第4話 沖縄行っても、最強さん。

4-プロローグ ~お詫び、社員旅行~

「社員旅行を開催します」


 安里探偵事務所所長である安里修一は、事務所メンバーと姪の夢依を集めて宣言した。


「……なんだよ、いきなり」

「いやあ、流石に今回はご迷惑をおかけしましたしね」


 夢依を安里が引き取るにあたり、相当面倒なことになったのは記憶に新しい。そのお詫びに、という事での旅行だそうだ。


「旅行かあ……いいですねえ」

「せっかくなので、皆さんのリクエストも可能な限り採用したいと思っていますが、どっか行きたいところはありますか?」

「行きたいところ、ねえ」


 ふむ、と一同が考えをめぐらす。安里はいつも通りの笑顔で、それを見つめていた。


「……旅行かあ」


 蓮はポリポリと鼻を掻きながら、今までの「旅行」を思い出していた。


 安里とつるみ始めてから、蓮は地味にいろんなところに連れて行かれている。北は北海道から、南は鹿児島まで。そのどれもこれもが、血と欲望の入り混じった、いい思い出とは言えない物ばかりである。


「……ん、待てよ。そういや、俺沖縄行ったことねーや」

「沖縄?」

「ああ、じゃあ俺、沖縄にするわ」


 蓮が何となく放った一言で、愛も「じゃあ、私も沖縄にしようかな……」とその気になる。「多勢に加担する」を信条とする朱部も、「じゃあ私も沖縄」と手を上げた。


 安里はうんうんと頷き、結論を出した。


「わかりました。じゃあ、行先は北海道で」


「いや、なんでだよ!」


 蓮の怒号のツッコミが、事務所の壁にひびを入れた。


「だってえ、こんな時期に沖縄に行くなんて、正気じゃないですよ」

「何言ってんだよ、俺ら満場一致で沖縄じゃねえか」

「今の時期、気温何度になると思ってんです? 38℃ですってよ」

「うぐっ」


 蓮は少しひるんだ。確かに、南国の暑さというのはヤバいかもしれない。何しろ、冬でも暖かいという沖縄だ。暑い時期に敢えて行くのは、危険かもしれない。
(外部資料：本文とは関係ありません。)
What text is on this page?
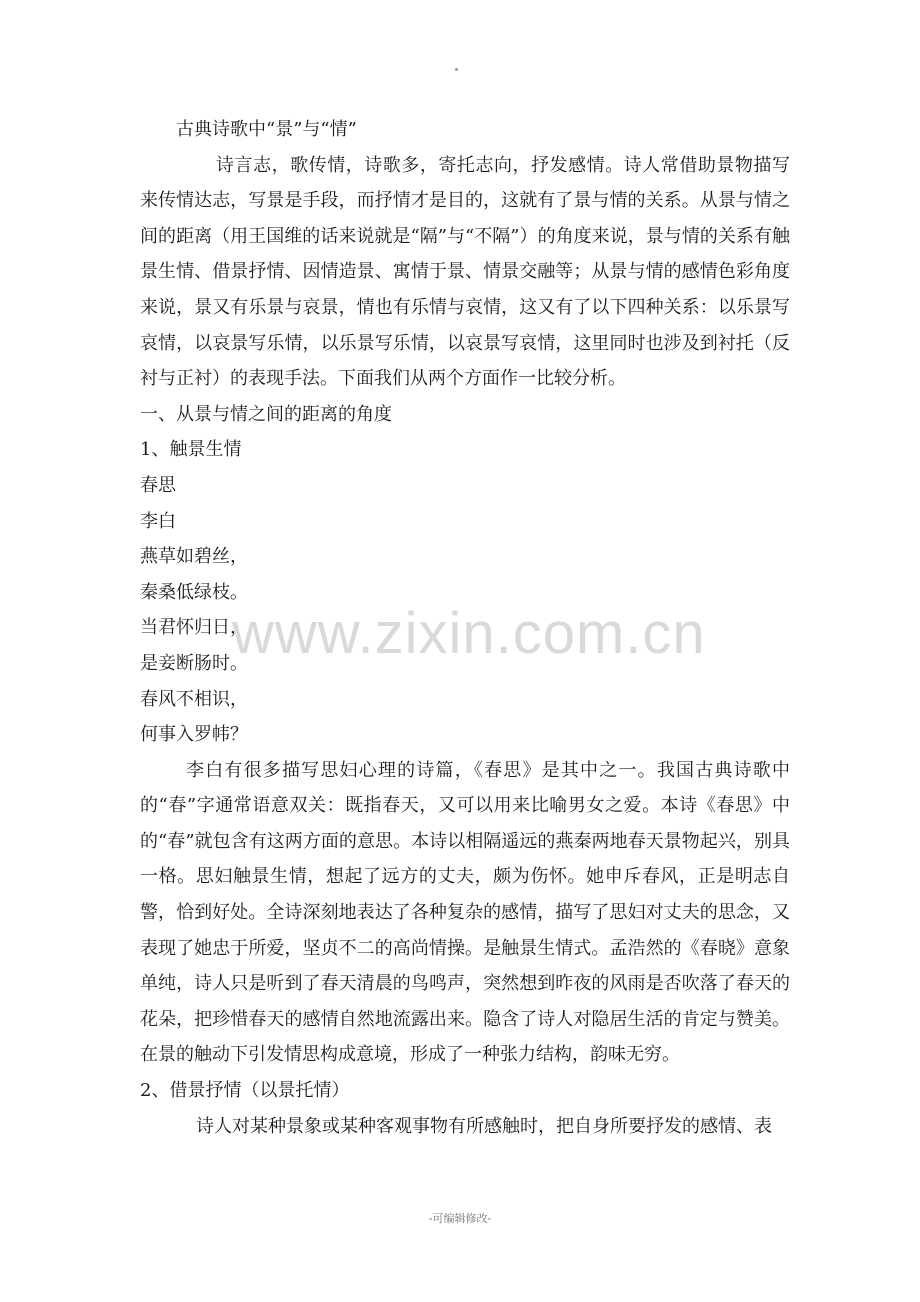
www.zixin.com.cn
古典诗歌中“景”与“情”

诗言志，歌传情，诗歌多，寄托志向，抒发感情。诗人常借助景物描写来传情达志，写景是手段，而抒情才是目的，这就有了景与情的关系。从景与情之间的距离（用王国维的话来说就是“隔”与“不隔”）的角度来说，景与情的关系有触景生情、借景抒情、因情造景、寓情于景、情景交融等；从景与情的感情色彩角度来说，景又有乐景与哀景，情也有乐情与哀情，这又有了以下四种关系：以乐景写哀情，以哀景写乐情，以乐景写乐情，以哀景写哀情，这里同时也涉及到衬托（反衬与正衬）的表现手法。下面我们从两个方面作一比较分析。

一、从景与情之间的距离的角度
1、触景生情
春思
李白
燕草如碧丝，
秦桑低绿枝。
当君怀归日，
是妾断肠时。
春风不相识，
何事入罗帏？

李白有很多描写思妇心理的诗篇，《春思》是其中之一。我国古典诗歌中的“春”字通常语意双关：既指春天，又可以用来比喻男女之爱。本诗《春思》中的“春”就包含有这两方面的意思。本诗以相隔遥远的燕秦两地春天景物起兴，别具一格。思妇触景生情，想起了远方的丈夫，颇为伤怀。她申斥春风，正是明志自警，恰到好处。全诗深刻地表达了各种复杂的感情，描写了思妇对丈夫的思念，又表现了她忠于所爱，坚贞不二的高尚情操。是触景生情式。孟浩然的《春晓》意象单纯，诗人只是听到了春天清晨的鸟鸣声，突然想到昨夜的风雨是否吹落了春天的花朵，把珍惜春天的感情自然地流露出来。隐含了诗人对隐居生活的肯定与赞美。在景的触动下引发情思构成意境，形成了一种张力结构，韵味无穷。

2、借景抒情（以景托情）

诗人对某种景象或某种客观事物有所感触时，把自身所要抒发的感情、表

-可编辑修改-
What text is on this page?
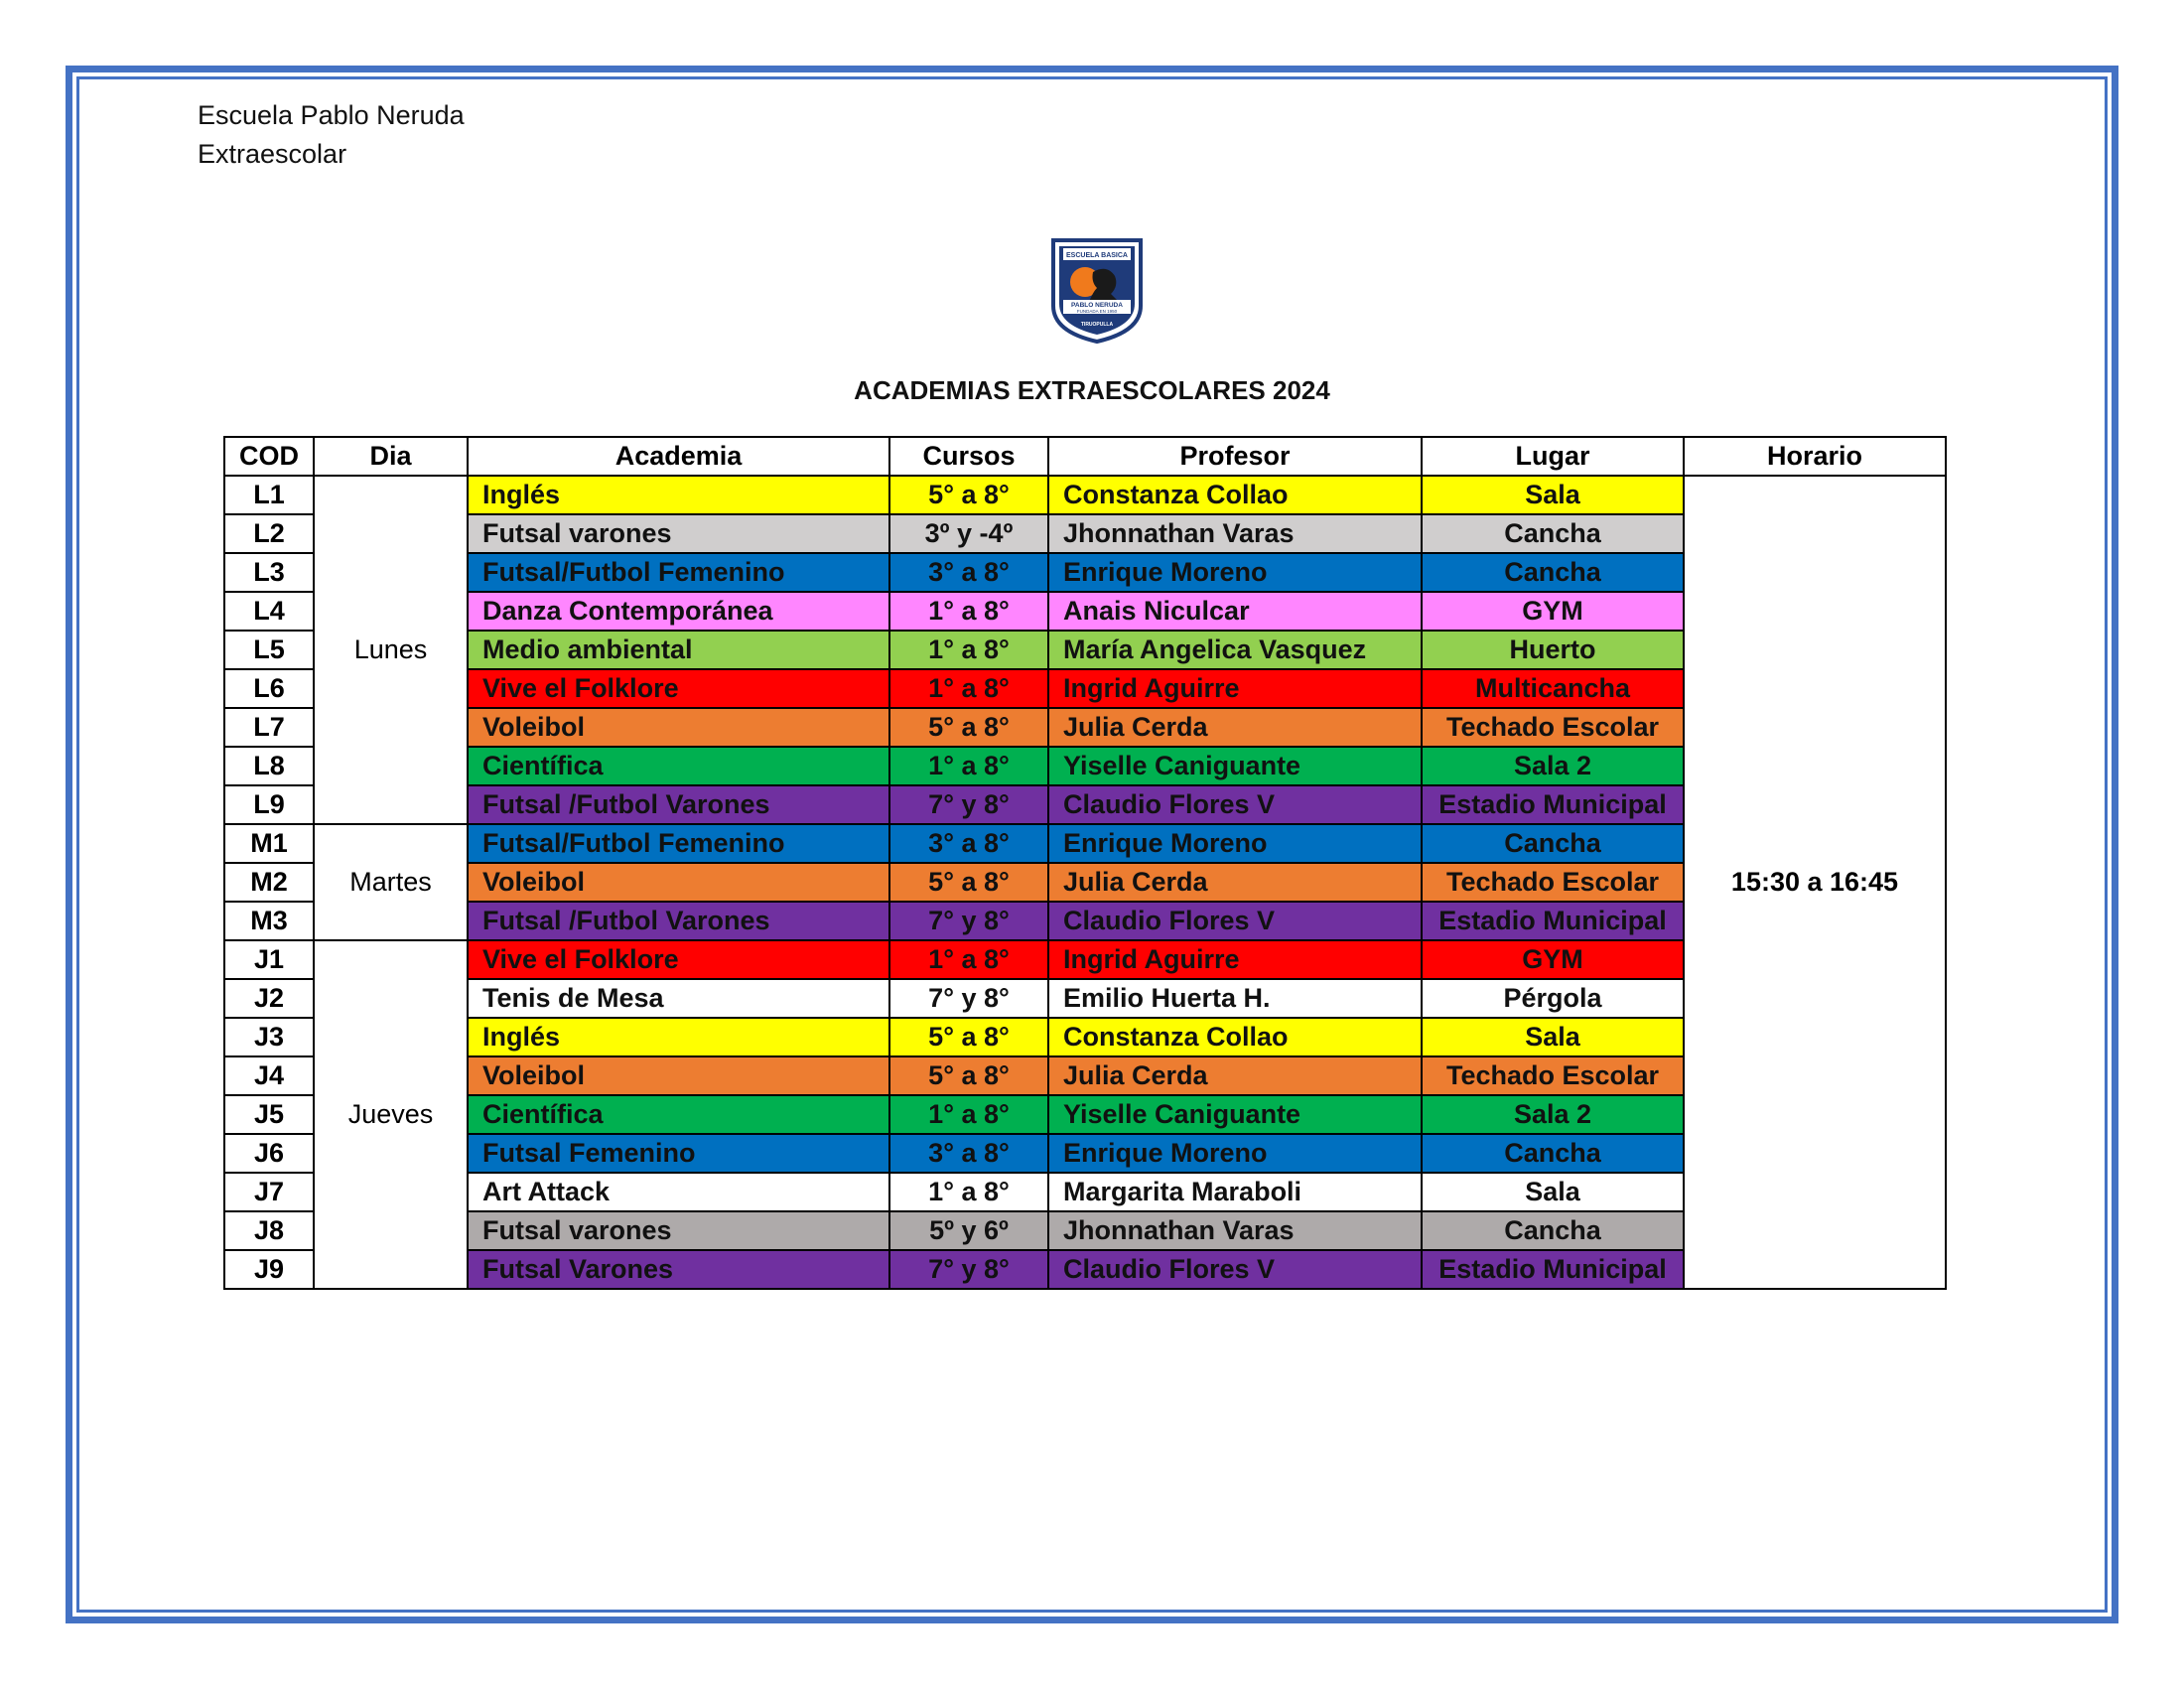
Escuela Pablo Neruda
Extraescolar
ESCUELA BASICA
PABLO NERUDA
FUNDADA EN 1950
TIRUOPULLA
ACADEMIAS EXTRAESCOLARES 2024
COD	Dia	Academia	Cursos	Profesor	Lugar	Horario
L1	Lunes	Inglés	5° a 8°	Constanza Collao	Sala	15:30 a 16:45
L2		Futsal varones	3º y -4º	Jhonnathan Varas	Cancha	
L3		Futsal/Futbol Femenino	3° a 8°	Enrique Moreno	Cancha	
L4		Danza Contemporánea	1° a 8°	Anais Niculcar	GYM	
L5		Medio ambiental	1° a 8°	María Angelica Vasquez	Huerto	
L6		Vive el Folklore	1° a 8°	Ingrid Aguirre	Multicancha	
L7		Voleibol	5° a 8°	Julia Cerda	Techado Escolar	
L8		Científica	1° a 8°	Yiselle Caniguante	Sala 2	
L9		Futsal /Futbol Varones	7° y 8°	Claudio Flores V	Estadio Municipal	
M1	Martes	Futsal/Futbol Femenino	3° a 8°	Enrique Moreno	Cancha	
M2		Voleibol	5° a 8°	Julia Cerda	Techado Escolar	
M3		Futsal /Futbol Varones	7° y 8°	Claudio Flores V	Estadio Municipal	
J1	Jueves	Vive el Folklore	1° a 8°	Ingrid Aguirre	GYM	
J2		Tenis de Mesa	7° y 8°	Emilio Huerta H.	Pérgola	
J3		Inglés	5° a 8°	Constanza Collao	Sala	
J4		Voleibol	5° a 8°	Julia Cerda	Techado Escolar	
J5		Científica	1° a 8°	Yiselle Caniguante	Sala 2	
J6		Futsal Femenino	3° a 8°	Enrique Moreno	Cancha	
J7		Art Attack	1° a 8°	Margarita Maraboli	Sala	
J8		Futsal varones	5º y 6º	Jhonnathan Varas	Cancha	
J9		Futsal Varones	7° y 8°	Claudio Flores V	Estadio Municipal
「だったら、夏こそ避暑に走りませんか? それなら、北海道の方がいいでしょう。何しろ、夏でも25℃くらいらしいですよ」

「え、それは涼しいですね」

「あと北海道と言えば豊富な自然ですよ。ジンギスカン、海鮮料理、帯広の豚丼。他に有名なものと言えば、後は……マリモとか?」


 最後が地味すぎるだろう。だが、安里の詭弁は留まることを知らなかった。


「沖縄は大体混んでますよきっと。首里城だったり、ちゅら海水族館だったり、色々と名所がありますからね。何より海に人がいっぱいいますから、海沿いのホテルだったりするともう満杯でしょう。最近になって万座毛まんざもうっていう観光スポットができたようですから、あそこも混むでしょうね。それに、国際通りなんて人でいっぱいですよ。ステーキも力を入れていますし、モズクを天ぷらにしますし、それに……」


(……な、なんか、沖縄にやけに詳しくないですか? 安里さん)


 饒舌に沖縄の紹介兼ディスリを行う安里を尻目に、愛が蓮に耳打ちした。確かに、北海道の話の3倍くらい沖縄の事を話している。


「……お前、本当は沖縄行きたいんじゃねえの?」

「そんなことはありませんよ」


 蓮の問いかけに、安里は即答した。嘘を吐いているようには感じない……と、蓮は素人ながら思う。もっとも、この得体のしれない生命体に心理的なカマかけなど無意味なのかもしれないが。


「……だったら、夢依ちゃんに決めてもらったらどうですか?」

「夢依に?」


 唐突に話を振られた安里の姪っ子である夢依は、見ていたテレビからぱっと振り向いた。


「だって、夢依ちゃんがこの前の件で一番大変だったんだもの。行先、夢依ちゃんに決めてもらいましょうよ」


 愛はそう言い、夢依を見てウインクをした。


「……私が、決めるの?」

「……いいでしょう。夢依はどこか、行きたいところありますか?」


 夢依は、腕を組んで、うーんと考えた。


 そして、彼女は行きたいところを口にする。


 事務所のメンバー一同は、呆気にとられた。


 そんな中、「チーン」という音がこだまする。


 安里お手製のロボットであるボーグマンに先日アップデートされた機能、頭の部分でメロンパンを焼きあげる作業が完了した音だった。